手持ちのパーツで組もうとしたため、前回の設計とはいくつか定数が異なっている。出力段のエミッタ抵抗R11とR12は10Ωを2本並列にして5Ω。R10は120Ωと100Ωの直列で220Ω。R6とR8が10kΩ。R7が39kΩになっている。素子のばらつきも10%くらいあるだろうし、これでも動いてしまうからあまり厳密に設計しても骨折り損になるのがオチ。

Q4とQ5には手持ちの中から、2SD669A/2SB649Aのコンプリメンタリを使用。Q2とQ3には2SC1775A/2SA872Aを使うが、こちらは測定して組み合わせなければならない。テスタを2台使ってブレッドボード上に簡易測定回路を組んだ。テスタは電流測定モードにする。図はNPN用に描いてあるが、PNPの測定時は電源のプラスマイナスとテスタの極性が逆になる。
hFE測定回路
Icが5mAになるようにVRを調整し、そのときのIbを読み取れば、hFE=5mA/Ibで計算できる。もしIcが小さくならない場合はVRとベースの間に数10kΩの抵抗を追加する。20個くらい測定したが、NPNとPNPの差が大きくていまいち合わない。仕方がないので2SA872A同士接着してあるペアをバラして候補を増やすことにする。あれ?接着してあったペア同士でhFEがぜんぜん違う。合ってるのは2ペアだけ。なんだこりゃ?確かお店でペアとして売ってたのを買ったはずなのに、だまされた!これで組んだプリアンプはドリフトがひどくて使い物にならず分解したのを思い出した。
こういうこともあるから、自分で測らないとダメだ。ちなみに2SD669A/2SB649AもIc=60mA条件で測ってみたがピッタリ合っていた。最終的に2SC1775A/2SA872Aのペアが4組。おまけで2SC1775A同士と2SA872A同士のペアもいくつか取れたので差動増幅回路にでも使おう。

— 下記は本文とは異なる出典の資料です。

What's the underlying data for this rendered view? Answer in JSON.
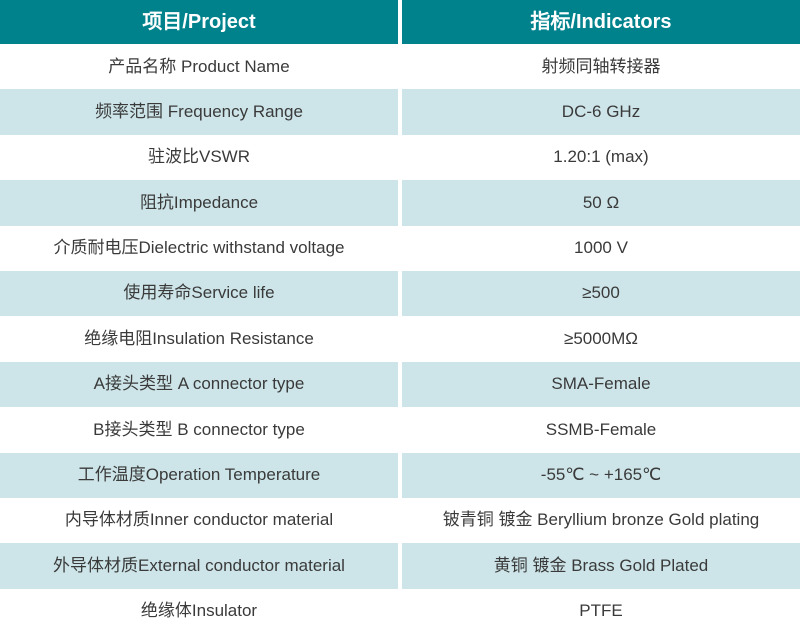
{
  "table": {
    "title": "product-specification-table",
    "colors": {
      "header_background": "#00828d",
      "header_text": "#ffffff",
      "alt_row_background": "#cde5e9",
      "body_text": "#3a3a3a"
    },
    "header": {
      "project": "项目/Project",
      "indicators": "指标/Indicators"
    },
    "rows": [
      {
        "project": "产品名称 Product Name",
        "indicator": "射频同轴转接器"
      },
      {
        "project": "频率范围 Frequency Range",
        "indicator": "DC-6 GHz"
      },
      {
        "project": "驻波比VSWR",
        "indicator": "1.20:1 (max)"
      },
      {
        "project": "阻抗Impedance",
        "indicator": "50 Ω"
      },
      {
        "project": "介质耐电压Dielectric withstand voltage",
        "indicator": "1000 V"
      },
      {
        "project": "使用寿命Service life",
        "indicator": "≥500"
      },
      {
        "project": "绝缘电阻Insulation Resistance",
        "indicator": "≥5000MΩ"
      },
      {
        "project": "A接头类型 A connector type",
        "indicator": "SMA-Female"
      },
      {
        "project": "B接头类型 B connector type",
        "indicator": "SSMB-Female"
      },
      {
        "project": "工作温度Operation Temperature",
        "indicator": "-55℃ ~ +165℃"
      },
      {
        "project": "内导体材质Inner conductor material",
        "indicator": "铍青铜 镀金 Beryllium bronze Gold plating"
      },
      {
        "project": "外导体材质External conductor material",
        "indicator": "黄铜 镀金 Brass Gold Plated"
      },
      {
        "project": "绝缘体Insulator",
        "indicator": "PTFE"
      }
    ]
  }
}
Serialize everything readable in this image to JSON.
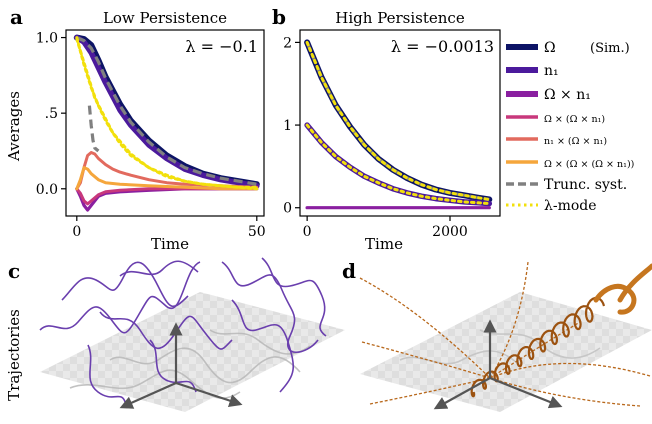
{
  "panels": {
    "a": {
      "letter": "a",
      "title": "Low Persistence",
      "lambda": "λ = −0.1"
    },
    "b": {
      "letter": "b",
      "title": "High Persistence",
      "lambda": "λ = −0.0013"
    },
    "c": {
      "letter": "c"
    },
    "d": {
      "letter": "d"
    }
  },
  "shared": {
    "ylabel": "Averages",
    "xlabel": "Time",
    "trajectories_label": "Trajectories"
  },
  "legend": [
    {
      "label": "Ω",
      "suffix": "(Sim.)",
      "color": "#0d1466",
      "style": "solid",
      "size": "large"
    },
    {
      "label": "n₁",
      "color": "#4b1a9c",
      "style": "solid",
      "size": "large"
    },
    {
      "label": "Ω × n₁",
      "color": "#8a1fa0",
      "style": "solid",
      "size": "large"
    },
    {
      "label": "Ω × (Ω × n₁)",
      "color": "#c8387c",
      "style": "solid",
      "size": "small"
    },
    {
      "label": "n₁ × (Ω × n₁)",
      "color": "#e26a5e",
      "style": "solid",
      "size": "small"
    },
    {
      "label": "Ω × (Ω × (Ω × n₁))",
      "color": "#f5a63c",
      "style": "solid",
      "size": "small"
    },
    {
      "label": "Trunc. syst.",
      "color": "#808080",
      "style": "dashed",
      "size": "large"
    },
    {
      "label": "λ-mode",
      "color": "#f2e00c",
      "style": "dotted",
      "size": "large"
    }
  ],
  "chart_data": [
    {
      "type": "line",
      "panel": "a",
      "title": "Low Persistence",
      "xlabel": "Time",
      "ylabel": "Averages",
      "xlim": [
        -3,
        52
      ],
      "ylim": [
        -0.18,
        1.05
      ],
      "xticks": [
        0,
        50
      ],
      "xtick_labels": [
        "0",
        "50"
      ],
      "yticks": [
        0.0,
        0.5,
        1.0
      ],
      "ytick_labels": [
        "0.0",
        ".5",
        "1.0"
      ],
      "series": [
        {
          "name": "Ω",
          "color": "#0d1466",
          "x": [
            0,
            2,
            4,
            6,
            8,
            10,
            12,
            15,
            20,
            25,
            30,
            35,
            40,
            45,
            50
          ],
          "y": [
            1.0,
            0.99,
            0.95,
            0.85,
            0.74,
            0.65,
            0.56,
            0.45,
            0.32,
            0.22,
            0.15,
            0.1,
            0.07,
            0.05,
            0.03
          ]
        },
        {
          "name": "n₁",
          "color": "#4b1a9c",
          "x": [
            0,
            2,
            4,
            6,
            8,
            10,
            12,
            15,
            20,
            25,
            30,
            35,
            40,
            45,
            50
          ],
          "y": [
            1.0,
            0.97,
            0.9,
            0.8,
            0.7,
            0.61,
            0.52,
            0.42,
            0.29,
            0.2,
            0.13,
            0.09,
            0.06,
            0.04,
            0.02
          ]
        },
        {
          "name": "Ω × n₁",
          "color": "#8a1fa0",
          "x": [
            0,
            1,
            2,
            3,
            4,
            6,
            8,
            12,
            20,
            30,
            40,
            50
          ],
          "y": [
            0.0,
            -0.05,
            -0.11,
            -0.14,
            -0.11,
            -0.05,
            -0.03,
            -0.02,
            -0.01,
            0.0,
            0.0,
            0.0
          ]
        },
        {
          "name": "Ω × (Ω × n₁)",
          "color": "#c8387c",
          "x": [
            0,
            1,
            2,
            3,
            4,
            6,
            8,
            12,
            20,
            30,
            40,
            50
          ],
          "y": [
            0.0,
            -0.03,
            -0.08,
            -0.1,
            -0.08,
            -0.04,
            -0.02,
            -0.01,
            0.0,
            0.0,
            0.0,
            0.0
          ]
        },
        {
          "name": "n₁ × (Ω × n₁)",
          "color": "#e26a5e",
          "x": [
            0,
            1,
            2,
            3,
            4,
            5,
            6,
            8,
            10,
            12,
            15,
            20,
            25,
            30,
            40,
            50
          ],
          "y": [
            0.0,
            0.04,
            0.14,
            0.22,
            0.24,
            0.23,
            0.2,
            0.16,
            0.13,
            0.11,
            0.09,
            0.06,
            0.04,
            0.03,
            0.02,
            0.01
          ]
        },
        {
          "name": "Ω × (Ω × (Ω × n₁))",
          "color": "#f5a63c",
          "x": [
            0,
            1,
            2,
            3,
            4,
            6,
            8,
            12,
            20,
            30,
            40,
            50
          ],
          "y": [
            0.0,
            0.06,
            0.14,
            0.13,
            0.1,
            0.06,
            0.04,
            0.03,
            0.02,
            0.01,
            0.0,
            0.0
          ]
        },
        {
          "name": "Trunc. syst.",
          "color": "#808080",
          "dash": "dashed",
          "x": [
            0,
            2,
            4,
            6,
            8,
            10,
            12,
            15,
            20,
            25,
            30,
            35,
            40,
            45,
            50
          ],
          "y": [
            1.0,
            0.98,
            0.93,
            0.84,
            0.73,
            0.64,
            0.55,
            0.44,
            0.31,
            0.21,
            0.14,
            0.1,
            0.07,
            0.05,
            0.03
          ]
        },
        {
          "name": "Trunc. syst.",
          "color": "#808080",
          "dash": "dashed",
          "x": [
            3.5,
            4,
            4.5,
            5,
            6
          ],
          "y": [
            0.55,
            0.42,
            0.32,
            0.27,
            0.25
          ]
        },
        {
          "name": "λ-mode",
          "color": "#f2e00c",
          "dash": "dotted",
          "x": [
            0,
            2,
            4,
            6,
            8,
            10,
            12,
            15,
            20,
            25,
            30,
            35,
            40,
            45,
            50
          ],
          "y": [
            1.0,
            0.82,
            0.67,
            0.55,
            0.45,
            0.37,
            0.3,
            0.22,
            0.14,
            0.08,
            0.05,
            0.03,
            0.02,
            0.01,
            0.01
          ]
        },
        {
          "name": "λ-mode",
          "color": "#f2e00c",
          "dash": "dotted",
          "x": [
            0,
            5,
            10,
            15,
            20,
            25,
            30,
            35,
            40,
            45,
            50
          ],
          "y": [
            0.99,
            0.6,
            0.37,
            0.23,
            0.14,
            0.09,
            0.05,
            0.03,
            0.02,
            0.01,
            0.0
          ]
        }
      ]
    },
    {
      "type": "line",
      "panel": "b",
      "title": "High Persistence",
      "xlabel": "Time",
      "xlim": [
        -100,
        2700
      ],
      "ylim": [
        -0.1,
        2.15
      ],
      "xticks": [
        0,
        2000
      ],
      "xtick_labels": [
        "0",
        "2000"
      ],
      "yticks": [
        0,
        1,
        2
      ],
      "ytick_labels": [
        "0",
        "1",
        "2"
      ],
      "series": [
        {
          "name": "Ω",
          "color": "#0d1466",
          "x": [
            0,
            200,
            400,
            600,
            800,
            1000,
            1200,
            1400,
            1600,
            1800,
            2000,
            2200,
            2400,
            2550
          ],
          "y": [
            2.0,
            1.58,
            1.24,
            0.98,
            0.76,
            0.59,
            0.46,
            0.36,
            0.28,
            0.22,
            0.18,
            0.15,
            0.12,
            0.1
          ]
        },
        {
          "name": "n₁",
          "color": "#4b1a9c",
          "x": [
            0,
            200,
            400,
            600,
            800,
            1000,
            1200,
            1400,
            1600,
            1800,
            2000,
            2200,
            2400,
            2550
          ],
          "y": [
            1.0,
            0.79,
            0.62,
            0.49,
            0.38,
            0.3,
            0.23,
            0.18,
            0.14,
            0.11,
            0.09,
            0.07,
            0.06,
            0.05
          ]
        },
        {
          "name": "Ω × n₁",
          "color": "#8a1fa0",
          "x": [
            0,
            2550
          ],
          "y": [
            0.0,
            0.0
          ]
        },
        {
          "name": "Trunc. syst.",
          "color": "#808080",
          "dash": "dashed",
          "x": [
            0,
            200,
            400,
            600,
            800,
            1000,
            1200,
            1400,
            1600,
            1800,
            2000,
            2200,
            2400,
            2550
          ],
          "y": [
            2.0,
            1.58,
            1.24,
            0.98,
            0.76,
            0.59,
            0.46,
            0.36,
            0.28,
            0.22,
            0.18,
            0.15,
            0.12,
            0.1
          ]
        },
        {
          "name": "λ-mode",
          "color": "#f2e00c",
          "dash": "dotted",
          "x": [
            0,
            200,
            400,
            600,
            800,
            1000,
            1200,
            1400,
            1600,
            1800,
            2000,
            2200,
            2400,
            2550
          ],
          "y": [
            2.0,
            1.58,
            1.24,
            0.98,
            0.76,
            0.59,
            0.46,
            0.36,
            0.28,
            0.22,
            0.18,
            0.15,
            0.12,
            0.1
          ]
        },
        {
          "name": "λ-mode",
          "color": "#f2e00c",
          "dash": "dotted",
          "x": [
            0,
            200,
            400,
            600,
            800,
            1000,
            1200,
            1400,
            1600,
            1800,
            2000,
            2200,
            2400,
            2550
          ],
          "y": [
            1.0,
            0.79,
            0.62,
            0.49,
            0.38,
            0.3,
            0.23,
            0.18,
            0.14,
            0.11,
            0.09,
            0.07,
            0.06,
            0.05
          ]
        }
      ]
    }
  ]
}
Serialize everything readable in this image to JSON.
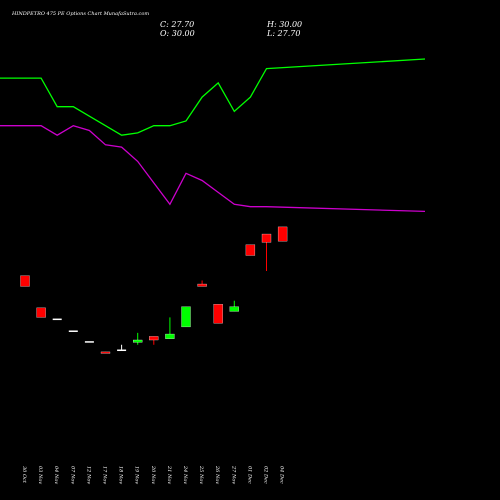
{
  "chart_data": {
    "type": "candlestick",
    "title": "HINDPETRO 475 PE Options  Chart MunafaSutra.com",
    "ohlc_readout": {
      "close": "C: 27.70",
      "open": "O: 30.00",
      "high": "H: 30.00",
      "low": "L: 27.70"
    },
    "categories": [
      "30 Oct",
      "03 Nov",
      "04 Nov",
      "07 Nov",
      "12 Nov",
      "17 Nov",
      "18 Nov",
      "19 Nov",
      "20 Nov",
      "21 Nov",
      "24 Nov",
      "25 Nov",
      "26 Nov",
      "27 Nov",
      "01 Dec",
      "02 Dec",
      "04 Dec"
    ],
    "candles": [
      {
        "open": 69.0,
        "high": 69.0,
        "low": 64.5,
        "close": 64.5
      },
      {
        "open": 55.5,
        "high": 55.5,
        "low": 51.5,
        "close": 51.5
      },
      {
        "open": 51.0,
        "high": 51.0,
        "low": 51.0,
        "close": 51.0
      },
      {
        "open": 46.0,
        "high": 46.0,
        "low": 46.0,
        "close": 46.0
      },
      {
        "open": 41.5,
        "high": 41.5,
        "low": 41.5,
        "close": 41.5
      },
      {
        "open": 37.0,
        "high": 37.0,
        "low": 36.5,
        "close": 36.5
      },
      {
        "open": 38.0,
        "high": 40.0,
        "low": 38.0,
        "close": 38.0
      },
      {
        "open": 41.0,
        "high": 45.0,
        "low": 40.0,
        "close": 42.0
      },
      {
        "open": 43.5,
        "high": 43.5,
        "low": 40.0,
        "close": 42.0
      },
      {
        "open": 42.5,
        "high": 51.5,
        "low": 42.5,
        "close": 44.5
      },
      {
        "open": 47.5,
        "high": 56.0,
        "low": 47.5,
        "close": 56.0
      },
      {
        "open": 65.5,
        "high": 67.0,
        "low": 64.5,
        "close": 64.5
      },
      {
        "open": 57.0,
        "high": 57.0,
        "low": 49.0,
        "close": 49.0
      },
      {
        "open": 54.0,
        "high": 58.5,
        "low": 54.0,
        "close": 56.0
      },
      {
        "open": 82.0,
        "high": 82.0,
        "low": 77.5,
        "close": 77.5
      },
      {
        "open": 86.5,
        "high": 86.5,
        "low": 71.0,
        "close": 83.0
      },
      {
        "open": 89.5,
        "high": 89.5,
        "low": 83.5,
        "close": 83.5
      }
    ],
    "candle_colors": {
      "up": "#00ff00",
      "down": "#ff0000",
      "doji": "#ffffff"
    },
    "series": [
      {
        "color": "#00ff00",
        "values": [
          152,
          152,
          140,
          140,
          136,
          132,
          128,
          129,
          132,
          132,
          134,
          144,
          150,
          138,
          144,
          156,
          160
        ]
      },
      {
        "color": "#cc00cc",
        "values": [
          132,
          132,
          128,
          132,
          130,
          124,
          123,
          117,
          108,
          99,
          112,
          109,
          104,
          99,
          98,
          98,
          96
        ]
      }
    ],
    "ylim": [
      0,
      168
    ],
    "grid": false,
    "background": "#000000"
  }
}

ブレッドボードに片チャンネルだけ組んでみた。VR1を左に回し切ってから電源を入れる。すかさずトランジスタに触って温度を確かめ、熱いようならすぐに電源を切って配線を見直す。配線が正しい場合は発振しているかもしれないのでオシロスコープの出番だ。
ダーリントンバッファ仮組み
何事もなければR11の両端電圧が0.15VになるようにVR1を調整する。R12の両端電圧もほぼ同じになるはず。しばらく放っておいてR11の両端電圧が大きく変化しなければOK。
Q4とQ5が発熱するとどんどんコレクタ電流が増えていき最後には壊れる。温度が高くなるとベースエミッタ間電圧が下がってコレクタ電流が増加し、さらに温度が上って・・・という循環に入ってしまう。いわゆる熱暴走というやつだ。アイドリング電流を多くしたり、放熱の悪いケースに入れるなら、Q4とQ5に放熱器をつける必要があるかもしれない。

Q1をQ4にくっつけると、温度上昇とともにQ1のベースエミッタ間電圧も下がってバイアス電圧が小さくなることが期待できる。R11とR12は熱暴走を緩和する働きも持つので、スピーカー駆動のためにこれらを小さくしたときは、Q1とQ4の熱的結合は必須になる。

出力をオシロスコープで観測すると発振波形などは見られない。ヘッドホンをつなげば音も出る。とりあえず50Ω負荷(51Ω抵抗1本)と16Ω負荷(51Ω抵抗3本パラ)でひずみ特性を測ってみた。

THDダーリントンバッファ

音量調節ボリュームがなく、PCのオーディオカードで出力レベルを調整しながらなので少々信頼性に欠けるが、だいたいの傾向は出る。最大出力に近づくと波形はプラス側のほうが先に頭打ちになる。オペアンプの出力がバイアス電圧の半分プラス側にオフセットしているので仕方のないところだ。NJM2114DDだけのときは、50Ω負荷でも0.02%を下回らなかったし、最大出力電圧も低かったので、バッファの効果は十分出ている。
試しにNJM4556AD一発のヘッドホンアンプでも同じ測定をしてみた。

THD4556一発

16Ω負荷では苦しそうだが、それでも0.2%以下で1V出せているので、実用上は全く問題ない。オペアンプ一発でここまで出せれば上出来だ。

次回はダイヤモンドバッファ回路を検討してみよう。